I've been doing Slimming World since the beginning of September 2015. My weight loss has gone well until Christmas time. I seem to have plateaued since then and from December until now, I have put on 2lbs, lost 1lb, lost 1/2lb, put on 1 1/2lbs, lost 2lbs...you get where I'm coming from. I have around a stone to go (I say around as it depends whether I'm + or - the 2lbs in any given week) and it seems that I just can't lose any more. I know, deep down, that's rubbish and clearly I can but I'm just not sure how. I don't eat badly but I do very little exercise (unless you count walking to the school and back) due to my research. I know that's due to change once I submit my thesis but in the meantime, I sit at a PC nearly all day. Awful really.
The consequence of staying at the weight I am now is that I've lost a lot of the interest I had in going to Slimming World. Don't get me wrong, I've lost 2 stone (well, nearly given the plus and minus weeks!) and that's fantastic. My figure is 10 times better than it was last year and my health has improved (I don't take my asthma inhaler anything like as much) and I'm not so tired anymore. Lugging around that extra 2 stone was hard work! It's just that I'm frustrated that I can't shift this last stone. I felt like giving up.

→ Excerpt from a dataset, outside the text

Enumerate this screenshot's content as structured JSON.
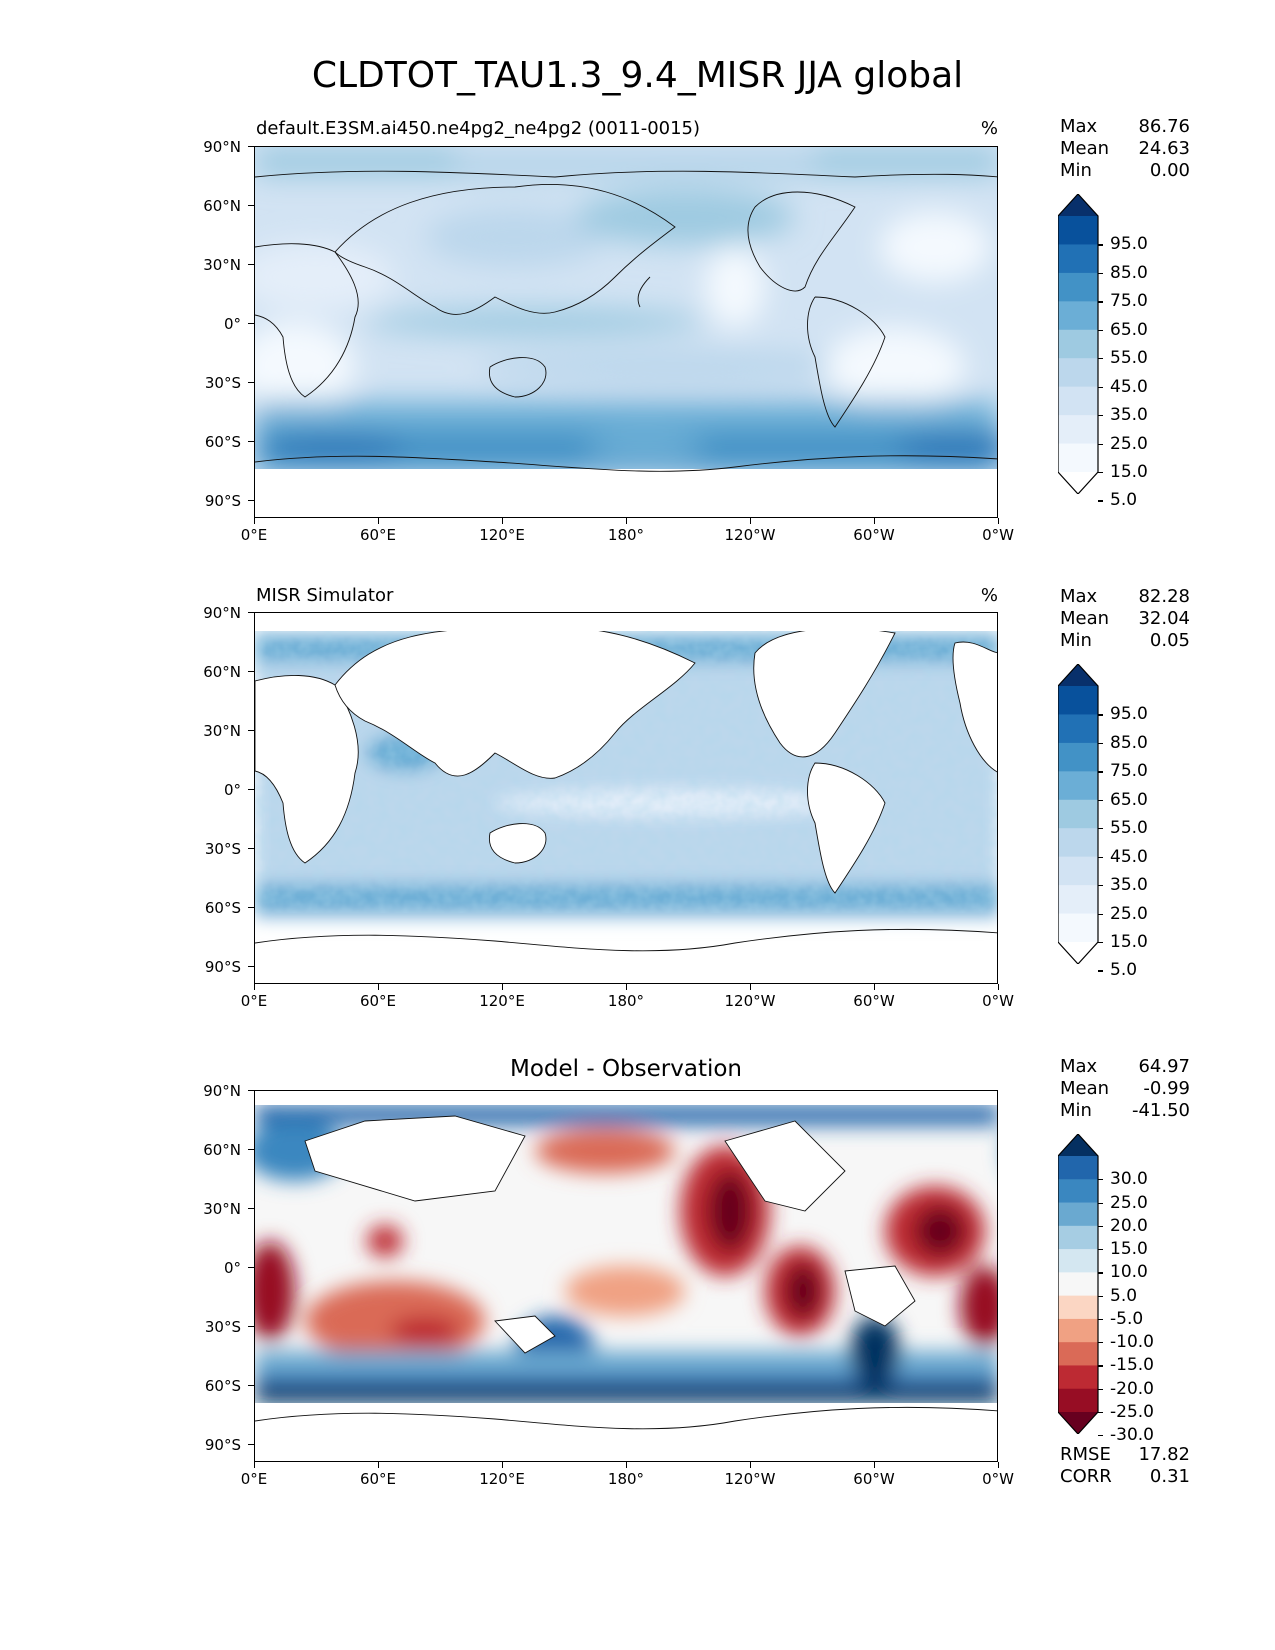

Then I looked at a picture of me last year just before I began my SW journey (and the picture that actually prompted me to sign up) and one from last month when we were on holiday. It gave me the motivation to carry on. Here are the two photos.
I never, ever, want to go back to that person on the left, trying to hide my fat behind one of my children. I love being the person on the right who can wear a nice summer dress without lumps and bumps sticking out everywhere and having to keep reminding myself to try and suck my stomach in.
I think I may pin the pictures onto my fridge! So, I'm going to keep going and I will lose that final stone. Watch this space.